Attitudes have shifted drastically in the last couple of years, and you can attribute that to the actions of Russian spies and certain players in the “big data” industry for the most part.
The main argument for an internet bill of rights is that internet-based technology has progressed to the point that it is inextricably intertwined with everyone’s life, but the shepherds of this technology cannot be counted on to adequately self-regulate. The use of social media by Russian intelligence agencies to influence American elections, the rise of “fake news” and the seemingly countless hacks of databases full of sensitive personal information all point to a need for proactive government regulation to protect rights and liberties.
What would this legislation look like? In anticipation of a likely House of Representatives win for the Democrats, minority (and most likely soon-to-be majority) House leader Nancy Pelosi tasked Rep. Ro Khanna of Silicon Valley with creating what is essentially the first draft.
Congressman Khanna’s simple list of ten points (first published in the New York Times) focuses mostly on the handling of data, and you can see many of the cornerstone principles of the EU’s General Data Protection Regulation reflected in it. The bill proposes that Americans have full knowledge of and access to all personal data that companies are collecting, that opt-in systems for all of this data be implemented, that there be a process in place to correct or delete personal data in a timely manner, and that reasonable business practices and accountability be required to protect data privacy.

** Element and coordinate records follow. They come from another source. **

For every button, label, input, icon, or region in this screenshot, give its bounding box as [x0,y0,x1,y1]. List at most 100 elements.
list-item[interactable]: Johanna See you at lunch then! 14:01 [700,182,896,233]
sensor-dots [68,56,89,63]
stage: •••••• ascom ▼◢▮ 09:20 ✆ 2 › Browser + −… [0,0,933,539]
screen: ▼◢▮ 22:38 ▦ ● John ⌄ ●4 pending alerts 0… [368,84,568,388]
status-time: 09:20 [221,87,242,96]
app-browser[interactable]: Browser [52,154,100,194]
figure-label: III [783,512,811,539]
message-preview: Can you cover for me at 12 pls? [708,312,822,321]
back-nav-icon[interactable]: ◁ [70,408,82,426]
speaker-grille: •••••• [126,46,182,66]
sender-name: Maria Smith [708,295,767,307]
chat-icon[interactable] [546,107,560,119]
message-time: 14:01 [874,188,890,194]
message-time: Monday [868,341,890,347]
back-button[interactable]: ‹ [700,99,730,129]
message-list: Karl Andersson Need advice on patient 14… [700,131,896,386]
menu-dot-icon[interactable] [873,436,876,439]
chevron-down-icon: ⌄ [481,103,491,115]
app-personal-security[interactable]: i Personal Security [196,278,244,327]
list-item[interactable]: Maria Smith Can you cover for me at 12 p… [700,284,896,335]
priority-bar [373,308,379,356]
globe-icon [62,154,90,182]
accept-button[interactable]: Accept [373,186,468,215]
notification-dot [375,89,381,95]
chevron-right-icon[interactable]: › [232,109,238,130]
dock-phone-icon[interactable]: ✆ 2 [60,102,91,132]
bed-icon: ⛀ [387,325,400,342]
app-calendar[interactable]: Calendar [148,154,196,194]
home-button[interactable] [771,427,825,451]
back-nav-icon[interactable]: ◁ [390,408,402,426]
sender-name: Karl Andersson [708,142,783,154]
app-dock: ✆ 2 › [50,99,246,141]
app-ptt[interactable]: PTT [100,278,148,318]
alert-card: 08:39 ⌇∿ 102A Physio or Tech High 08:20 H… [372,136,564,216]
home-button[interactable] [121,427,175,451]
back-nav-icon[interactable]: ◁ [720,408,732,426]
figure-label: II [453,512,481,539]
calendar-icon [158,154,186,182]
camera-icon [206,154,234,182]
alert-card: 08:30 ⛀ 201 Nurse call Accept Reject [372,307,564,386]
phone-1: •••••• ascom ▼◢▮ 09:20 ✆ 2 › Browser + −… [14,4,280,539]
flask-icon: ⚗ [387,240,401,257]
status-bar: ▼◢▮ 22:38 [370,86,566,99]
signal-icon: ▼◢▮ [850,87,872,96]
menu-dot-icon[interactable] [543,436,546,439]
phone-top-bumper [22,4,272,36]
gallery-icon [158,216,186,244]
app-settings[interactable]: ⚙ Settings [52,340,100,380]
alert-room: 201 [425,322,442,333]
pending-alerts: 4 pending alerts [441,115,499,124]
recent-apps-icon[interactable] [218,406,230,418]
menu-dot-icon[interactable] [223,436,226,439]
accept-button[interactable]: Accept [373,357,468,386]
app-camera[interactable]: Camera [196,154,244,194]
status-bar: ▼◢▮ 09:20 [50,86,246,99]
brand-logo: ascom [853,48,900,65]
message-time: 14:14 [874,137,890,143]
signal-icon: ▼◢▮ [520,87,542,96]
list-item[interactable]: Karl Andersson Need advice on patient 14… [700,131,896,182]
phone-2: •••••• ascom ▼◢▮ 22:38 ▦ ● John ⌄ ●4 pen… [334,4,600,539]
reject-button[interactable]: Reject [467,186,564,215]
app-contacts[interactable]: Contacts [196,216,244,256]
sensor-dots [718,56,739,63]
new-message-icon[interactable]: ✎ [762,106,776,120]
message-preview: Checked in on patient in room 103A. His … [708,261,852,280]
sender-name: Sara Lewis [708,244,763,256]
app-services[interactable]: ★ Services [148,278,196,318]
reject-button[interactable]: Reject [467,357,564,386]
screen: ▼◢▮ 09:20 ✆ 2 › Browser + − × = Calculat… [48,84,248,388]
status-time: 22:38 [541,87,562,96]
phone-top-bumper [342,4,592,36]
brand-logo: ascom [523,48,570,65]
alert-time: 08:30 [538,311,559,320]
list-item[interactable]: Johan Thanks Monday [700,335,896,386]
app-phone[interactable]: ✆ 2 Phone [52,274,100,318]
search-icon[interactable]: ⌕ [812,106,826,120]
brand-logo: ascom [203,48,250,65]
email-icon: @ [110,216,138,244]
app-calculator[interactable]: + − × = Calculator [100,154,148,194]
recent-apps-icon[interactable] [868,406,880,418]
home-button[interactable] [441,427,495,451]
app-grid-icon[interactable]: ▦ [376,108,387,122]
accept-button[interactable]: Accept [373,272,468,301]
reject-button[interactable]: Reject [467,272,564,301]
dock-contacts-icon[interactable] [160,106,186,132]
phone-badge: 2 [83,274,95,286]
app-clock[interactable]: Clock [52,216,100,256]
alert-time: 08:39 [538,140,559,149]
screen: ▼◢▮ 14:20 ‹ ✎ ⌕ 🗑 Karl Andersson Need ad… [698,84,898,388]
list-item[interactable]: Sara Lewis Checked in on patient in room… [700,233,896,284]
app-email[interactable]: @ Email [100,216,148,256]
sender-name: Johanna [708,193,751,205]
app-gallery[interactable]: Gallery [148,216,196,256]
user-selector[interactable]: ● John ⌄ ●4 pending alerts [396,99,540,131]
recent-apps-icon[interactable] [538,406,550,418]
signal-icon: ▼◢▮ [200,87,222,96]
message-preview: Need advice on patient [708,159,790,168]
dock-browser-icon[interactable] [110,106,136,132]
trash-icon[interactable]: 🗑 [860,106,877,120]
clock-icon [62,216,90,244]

ISPs would also be prevented from collecting data that is not necessary to provide the requested service – e.g. no selling of things like browsing history, search queries and physical location.
However, it takes things a step further by implementing what is effectively the foundational principle of “net neutrality”: ” … to access and use the internet without internet service providers blocking, throttling, engaging in paid prioritization or otherwise unfairly favoring content, applications, services or devices.” In other words, this would guarantee ISPs cannot speed up or slow down your connection based on your personal use patterns.
The internet as a human right
The demand for government protections such as these seems most acute in the United States right now, but globally this is hardly the first effort of this nature. You can tie this back to the idea that access to the internet should be a basic human right, which has been expressed in a number of ways and in a number of different countries.
Why should internet access be considered a human right? The main argument has been that people cannot otherwise stay adequately informed, but as each year passes there is an even stronger case to be made that one cannot navigate their daily life without it. For example, ridesharing services like Lyft and Uber (which tend to be more affordable than taxis) and home grocery delivery almost always require internet access to make use of. The rise of the “gig economy” also means that many rely on the internet to make their living.
The ideas central to an internet bill of rights have been discussed in various countries since broadband became widely available in the early 2000s, but a potential watershed moment was the 2011 report filed by the United Nations Special Rapporteur that established the internet as a vital tool of “opinion and expression” and something that member states should make “widely available, accessible and affordable” even in times of political unrest. This developed further in 2016 when similar language was established in a non-binding resolution.